Joining Chin on the paper are co-lead author Ryan Truby, a former CSAIL postdoc who is now as assistant professor at Northwestern University; Annan Zhang, a CSAIL graduate student; and senior author Daniela Rus, the Andrew and Erna Viterbi Professor of Electrical Engineering and Computer Science and director of CSAIL. The paper is published in Science Advances.
The idea with this work is that we can take any material that can be 3D-printed and have a simple way to route channels throughout it so we can get sensorization with structure. And if you use really complex materials, then you can have motion, perception, and structure all in one.
Lillian Chin
Architected materials
The researchers concentrated on lattices, a type of “architected material” with mechanical properties that can be changed based solely on their geometry. Changing the size or shape of the cells in the lattice, for example, makes the material more or less flexible.
While architected materials can have distinct properties, integrating sensors is notoriously difficult. Engineers must typically place sensors on the outside, which is difficult because the lattice is riddled with holes, leaving little material to work with. Furthermore, when sensors are placed on the outside, they are not fully integrated with the material and can be affected by noise caused by the movement of a soft material.
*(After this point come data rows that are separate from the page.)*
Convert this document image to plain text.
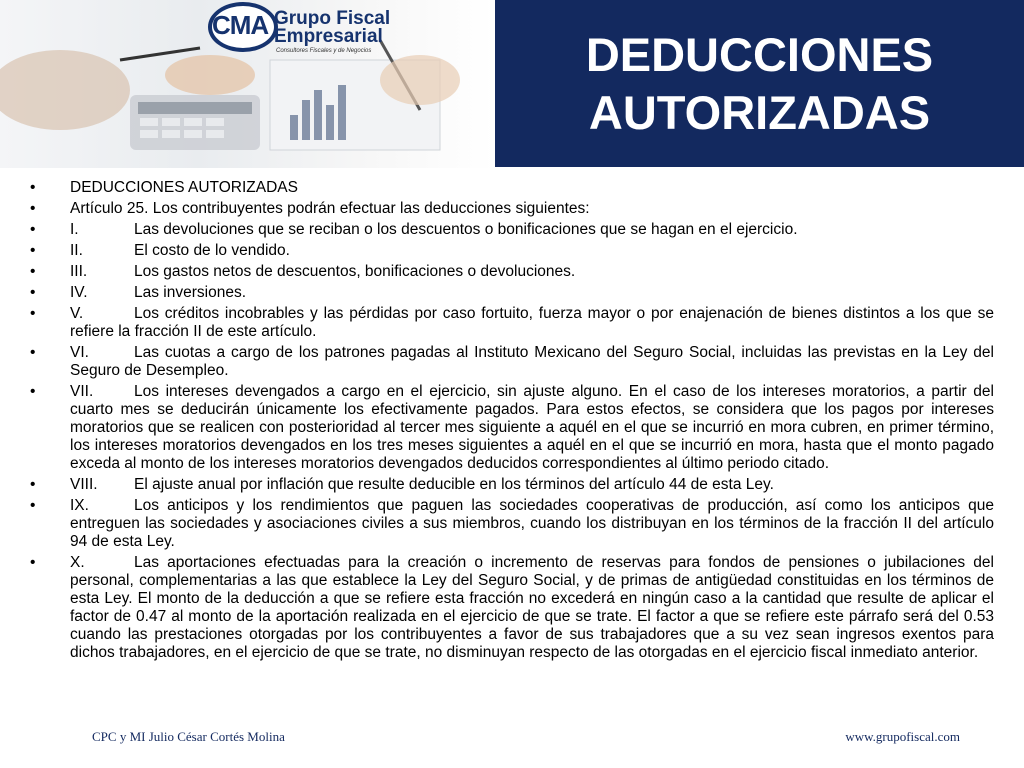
CMA Grupo Fiscal
Empresarial
Consultores Fiscales y de Negocios	DEDUCCIONES
AUTORIZADAS
• DEDUCCIONES AUTORIZADAS
• Artículo 25. Los contribuyentes podrán efectuar las deducciones siguientes:
• I.	Las devoluciones que se reciban o los descuentos o bonificaciones que se hagan en el ejercicio.
• II.	El costo de lo vendido.
• III.	Los gastos netos de descuentos, bonificaciones o devoluciones.
• IV.	Las inversiones.
• V.	Los créditos incobrables y las pérdidas por caso fortuito, fuerza mayor o por enajenación de bienes distintos a los que se refiere la fracción II de este artículo.
• VI.	Las cuotas a cargo de los patrones pagadas al Instituto Mexicano del Seguro Social, incluidas las previstas en la Ley del Seguro de Desempleo.
• VII.	Los intereses devengados a cargo en el ejercicio, sin ajuste alguno. En el caso de los intereses moratorios, a partir del cuarto mes se deducirán únicamente los efectivamente pagados. Para estos efectos, se considera que los pagos por intereses moratorios que se realicen con posterioridad al tercer mes siguiente a aquél en el que se incurrió en mora cubren, en primer término, los intereses moratorios devengados en los tres meses siguientes a aquél en el que se incurrió en mora, hasta que el monto pagado exceda al monto de los intereses moratorios devengados deducidos correspondientes al último periodo citado.
• VIII. El ajuste anual por inflación que resulte deducible en los términos del artículo 44 de esta Ley.
• IX.	Los anticipos y los rendimientos que paguen las sociedades cooperativas de producción, así como los anticipos que entreguen las sociedades y asociaciones civiles a sus miembros, cuando los distribuyan en los términos de la fracción II del artículo 94 de esta Ley.
• X.	Las aportaciones efectuadas para la creación o incremento de reservas para fondos de pensiones o jubilaciones del personal, complementarias a las que establece la Ley del Seguro Social, y de primas de antigüedad constituidas en los términos de esta Ley. El monto de la deducción a que se refiere esta fracción no excederá en ningún caso a la cantidad que resulte de aplicar el factor de 0.47 al monto de la aportación realizada en el ejercicio de que se trate. El factor a que se refiere este párrafo será del 0.53 cuando las prestaciones otorgadas por los contribuyentes a favor de sus trabajadores que a su vez sean ingresos exentos para dichos trabajadores, en el ejercicio de que se trate, no disminuyan respecto de las otorgadas en el ejercicio fiscal inmediato anterior.
CPC y MI Julio César Cortés Molina	www.grupofiscal.com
Instead, Chin and her collaborators used 3D printing to incorporate air-filled channels directly into the struts that form the lattice. When the structure is moved or squeezed, those channels deform and the volume of air inside changes. The researchers can measure the corresponding change in pressure with an off-the-shelf pressure sensor, which gives feedback on how the material is deforming.
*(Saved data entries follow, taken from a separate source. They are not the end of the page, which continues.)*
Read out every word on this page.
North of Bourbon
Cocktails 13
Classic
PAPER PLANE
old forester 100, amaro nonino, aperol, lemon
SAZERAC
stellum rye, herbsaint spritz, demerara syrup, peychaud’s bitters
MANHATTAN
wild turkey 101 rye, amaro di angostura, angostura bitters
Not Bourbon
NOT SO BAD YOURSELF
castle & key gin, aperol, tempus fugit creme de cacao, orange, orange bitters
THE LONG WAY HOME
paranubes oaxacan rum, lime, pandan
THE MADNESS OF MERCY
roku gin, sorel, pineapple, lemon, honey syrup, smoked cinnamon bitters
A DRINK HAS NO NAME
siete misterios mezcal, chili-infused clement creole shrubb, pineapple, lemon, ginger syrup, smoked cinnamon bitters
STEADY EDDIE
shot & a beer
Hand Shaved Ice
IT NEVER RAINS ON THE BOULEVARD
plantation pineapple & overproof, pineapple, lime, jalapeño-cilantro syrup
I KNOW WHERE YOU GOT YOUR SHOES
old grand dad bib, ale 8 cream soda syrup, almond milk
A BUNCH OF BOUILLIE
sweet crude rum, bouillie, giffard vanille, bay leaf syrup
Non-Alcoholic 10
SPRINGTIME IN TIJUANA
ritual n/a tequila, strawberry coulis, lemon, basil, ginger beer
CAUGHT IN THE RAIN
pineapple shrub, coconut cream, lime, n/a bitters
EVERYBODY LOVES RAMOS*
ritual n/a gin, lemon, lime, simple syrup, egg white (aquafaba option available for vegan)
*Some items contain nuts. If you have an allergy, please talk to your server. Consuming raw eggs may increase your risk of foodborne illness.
Because they are incorporated into the material, these “fluidic sensors” are more accurate than sensors placed on the outside of a structure.
“If you stretch out a rubber band, it takes a little time to come back into place. But since we are using air and the deformations are relatively stable, we don’t get these same time-varying properties. The information that comes out of our sensor is a lot cleaner,” Chin says.
“Sensorizing” structures
The researchers incorporate channels into the structure using digital light processing 3D printing. In this method, the structure is drawn out of a pool of resin and hardened into a precise shape using projected light. An image is projected onto the wet resin and areas struck by the light are cured.
But as the process continues, the sticky resin tends to drip and get stuck inside the channels. The researchers had to work quickly to remove excess resin before it was cured, using a mix of pressurized air, vacuum, and intricate cleaning.
“We’ll have to do more brainstorming from the design side to think about that cleaning process,” she says, referring to the main challenge. They demonstrated how the air-filled channels generated clear feedback when the structures were squeezed and bent using this process to create several lattice structures.
Based on these findings, they developed sensors for a new class of materials for motorized soft robots known as handed shearing auxetics, or HSAs. HSAs can be twisted and stretched at the same time, allowing them to be used as effective soft robotic actuators. However, because of their complex forms, they are difficult to “sensorize.”
They 3D printed an HSA soft robot capable of several movements, including bending, twisting, and elongating. They ran the robot through a series of movements for more than 18 hours and used the sensor data to train a neural network that could accurately predict the robot’s motion.
Chin was impressed by the results — the fluidic sensors were so accurate she had difficulty distinguishing between the signals the researchers sent to the motors and the data that came back from the sensors.
“Materials scientists have been working hard to improve the functionality of architected materials. To connect what those researchers have been doing with this realm of perception appears to be a simple, yet extremely powerful idea. When we add sensing, roboticists like me will be able to use this as an active material rather than just a passive one” she claims
“Sensorizing soft robots with continuous skin-like sensors has long been a field challenge. This new method gives soft robots accurate proprioceptive capabilities and opens the door to exploring the world through touch” explains Rus.